The men, devout Muslims who are being held in the maximum security Acacia unit at Barwon Prison near Geelong, began the hunger strike on Monday.
The 10, arrested in pre-dawn raids in Melbourne and Sydney in November, are facing charges including being members of a terrorist organisation.
Islamic Council of Victoria president Malcolm Thomas said he was concerned the men had not been found guilty of any crime yet had been barred from following their beliefs.
Prison authorities denied the men permission to hold a short Friday afternoon group prayer session.
The men also complained about prison conditions and the amount of food they receive.
It is understood six of the men are allowed out of their cells in pairs from 9am to 2pm each day.
But four others, believed to include alleged leader Abdul Nacer Benbrika, are locked down 23 hours a day.
Mr Thomas said group prayer was a key part of the Muslim faith.
"We can't forget that these guys are on remand and while solitary confinement is a decision that is made by the powers that be, they should be able to practise their religion," he said.
"Our religion is not a religion of terror, it is a religion of submission to God and communal prayer brings people together to get the maximum benefit from prayer."
Their lawyer, Rob Stary, said it was unlikely any harm would come from group prayers.

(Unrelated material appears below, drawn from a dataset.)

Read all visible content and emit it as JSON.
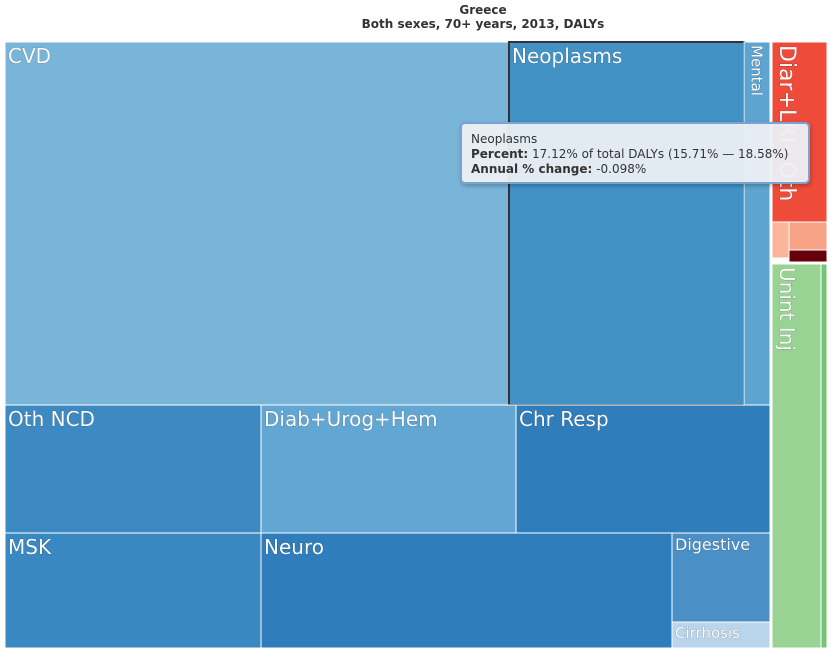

"It seems to me that in the Acacia Unit, which is the maximum security unit, every one of your communications are monitored, you're videotaped or audiotaped," he said.
"And if they did anything untoward or said anything in an untoward way, one would assume the authorities would segregate them again."
Mr Stary said the men were regarded as exemplary prisoners, they respected prison staff and had not been charged with crimes of violence.
But Corrections Victoria Commissioner Kelvin Anderson today said he would not bend, despite the hunger strike.
"Prison authorities have worked closely with Muslim leaders so alleged terrorism suspects have special food, prayer times and places to pray," he said today.
"Individuals charged with terrorism offences have been separated from each other for security reasons.
"No religious festival could ever have priority over our risk assessment arrangements.
"Our hand will not be forced by a hunger strike. We will not compromise public safety."
The men were receiving medical supervision, he said.
Nine of the men were arrested in Melbourne during co-ordinated ASIO, NSW Police and Victoria Police raids in Sydney and Melbourne on November 8 last year.
The tenth man was arrested in Sydney and later extradited to Melbourne.
All were charged with being members of a terrorist organisation.
The group's alleged leader, Muslim preacher Benbrika, 46, was also charged with directing a terrorist organisation.
The others nine are Ezzit Raad, 23, of Preston; Aimen Joud, 21, of Hoppers Crossing; Fadal Sayadi, 25, of Coburg; Amer Haddara, 26, of Yarraville; Ahmed Raad, 22, of Fawkner; Shane Kent, 28, of Meadow Heights; Abdulla Merhi, 20, of Fawkner; Hany Taha, 21, of Hadfield and Izzydeen Atik, 25, from Williamstown.
Eight of the men, excluding Kent and Haddara, have been charged with financing a terrorist organisation.
All are due to reappear in the Melbourne Magistrates Court for committal mention on April 11.
I wish them all great success with their hunger strike. May they all die of starvation.